Now united as a business unit, this platform began development two years ago and has since attracted an investment of approximately R$ 50 million. In addition to strengthening the startup's database, this sum has been applied to areas such as expanding the technology team.

In the meantime, Zoox simultaneously tested the solution with a large bank – whose name was not revealed. And the numbers from this pilot help illustrate the startup's strengths in this new area . The client in question began using more than 120 variables in its analyses, compared to the 40 metrics it previously adopted.

“We had been operating in stealth mode because we weren’t ready and mature enough for this offering yet,” says Albuquerque. “Now, we are prepared and understand that it’s time to make some noise.”

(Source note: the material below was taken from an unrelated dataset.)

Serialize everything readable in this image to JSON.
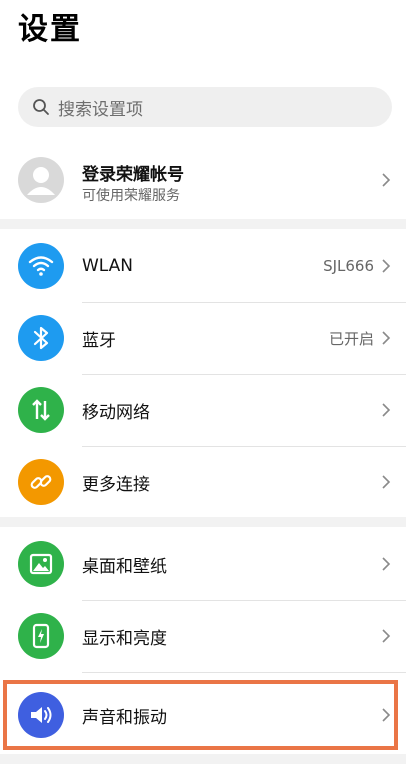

Even while operating "quietly" behind the scenes, Zoox has already generated a good buzz with its platform. So much so that it already serves more than 170 clients with this offering. The list includes names like Santander, Bradesco, BTG Pactual, Mapfre Seguros, Tokyo Marine, Rede D'Or, and even Flamengo.

One way to scale these numbers will be to leverage the company's existing customer base. Currently, this portfolio consists of approximately 2,000 clients – in Brazil and 29 other countries. It includes names such as Accor, Fasano, Iguatemi, Allos, Burger King, and McDonald's.

With projections to achieve annual recurring revenue between R$170 million and R$180 million in 2026, Zoox, which has already attracted investors such as the Moll family – owners of the D'Or network – 2A Investimentos and Opus Capital, sees no need to raise new funds. At least, not this year.

“This is a strategy that we will look at much more closely in 2027. We still need to understand whether we should proceed with a fundraising round or wait a bit for a future IPO,” says Albuquerque. “For now, we are very focused on our operations and on scaling this vertical even further.”